7/7/08

Los Muelles de Nueva York


The Docks of New YorkJosef Von Sternberg, 1928, EEUU, George BancroftBetty Compson.

1928 es el año en que el cine alcanza su madurez y su cenit artístico con películas como The Crowd o esta del director austríaco Von Sternberg u otras como La Pasión de Juana de Arco de Dreyer. El cine se hace adulto y alcanza su máxima pureza.

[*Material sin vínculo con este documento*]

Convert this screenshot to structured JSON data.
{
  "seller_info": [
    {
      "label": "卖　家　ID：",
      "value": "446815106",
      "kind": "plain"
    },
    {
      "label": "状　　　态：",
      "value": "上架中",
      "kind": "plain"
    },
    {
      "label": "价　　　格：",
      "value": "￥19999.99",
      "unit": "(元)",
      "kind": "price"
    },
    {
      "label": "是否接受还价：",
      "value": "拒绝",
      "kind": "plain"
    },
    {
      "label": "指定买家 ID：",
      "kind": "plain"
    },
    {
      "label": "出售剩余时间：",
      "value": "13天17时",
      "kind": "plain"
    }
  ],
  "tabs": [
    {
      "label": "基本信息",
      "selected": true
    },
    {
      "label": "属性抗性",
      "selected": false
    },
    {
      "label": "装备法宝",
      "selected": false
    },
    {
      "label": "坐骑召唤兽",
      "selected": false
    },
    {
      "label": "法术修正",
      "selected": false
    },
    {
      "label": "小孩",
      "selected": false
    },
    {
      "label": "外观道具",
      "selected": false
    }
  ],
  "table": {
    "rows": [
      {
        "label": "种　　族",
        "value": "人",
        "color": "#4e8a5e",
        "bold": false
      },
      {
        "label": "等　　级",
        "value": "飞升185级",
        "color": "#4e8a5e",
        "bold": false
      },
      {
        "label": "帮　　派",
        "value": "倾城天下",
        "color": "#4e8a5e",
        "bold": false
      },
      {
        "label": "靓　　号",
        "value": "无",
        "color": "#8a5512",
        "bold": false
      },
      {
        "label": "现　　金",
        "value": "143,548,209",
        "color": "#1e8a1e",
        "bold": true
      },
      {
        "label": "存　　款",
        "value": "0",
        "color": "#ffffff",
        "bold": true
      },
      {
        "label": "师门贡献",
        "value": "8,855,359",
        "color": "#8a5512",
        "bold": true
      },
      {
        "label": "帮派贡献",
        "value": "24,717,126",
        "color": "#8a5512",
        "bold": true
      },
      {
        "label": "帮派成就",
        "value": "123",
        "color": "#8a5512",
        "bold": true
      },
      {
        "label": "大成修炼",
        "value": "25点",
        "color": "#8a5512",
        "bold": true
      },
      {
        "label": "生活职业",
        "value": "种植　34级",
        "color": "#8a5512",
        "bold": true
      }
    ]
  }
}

Esta película ofrece un tratamiento visual extraordinario y muestra una estilización exquisita con una soberbia puesta en escena en la que destacan los juegos de luces y sombras influenciados por el expresionismo alemán que constituyen el embrión del futuro cine negro.

Si dejamos de lado la historia, quizás la parte más endeble del film, una trama mínima en la que un robusto fogonero, Bill, llega a Nueva York para pasar su noche libre del mes y rescata del agua a una prostituta, Mae, que se intenta suicidar entablándose una relación entre los dos, la película es una obra maestra y Von Sternberg crea una impresionante y sórdida atmósfera por la que se mueven unos oscuros personajes, duros, descarnados y reales. Cinematografía que se pone de relieve tanto en la parte del film que transcurre de noche (llena de niebla y humo) como en la que sucede de día (con esa especie de velo que amortigua la luz diurna) y que destaca sobremanera en dos escenas en particular: una, el intento de suicidio de Mae en el cual vemos en la ondulante agua un reflejo invertido de una mujer que dobla las rodillas y salta, mostrándonos en la siguiente imagen como salpica el agua y se forman unas ondas y, segunda, el asesinato de Andy, un ingeniero del barco de Bill, que es sugerido de manera maravillosa sin mostrarse con el vuelo de las palomas.

Si a la impresionante estética visual y a la tremenda atmósfera creada ya desde la escena inicial en la caldera del barco, con su oscuridad iluminada por el sudor de los fogoneros, pero también pasando por el local lleno de humo, estridente y desbocado en el que los portuarios dan rienda suelta a sus instintos y llegando a la habitación modesta y desvencijada en la que Mae se recupera, unimos las extraordinarias interpretaciones de Bancroft y Compson con unos personajes crueles, brutos pero llenos de humanidad, obtenemos como resultado una auténtica obra maestra del cine.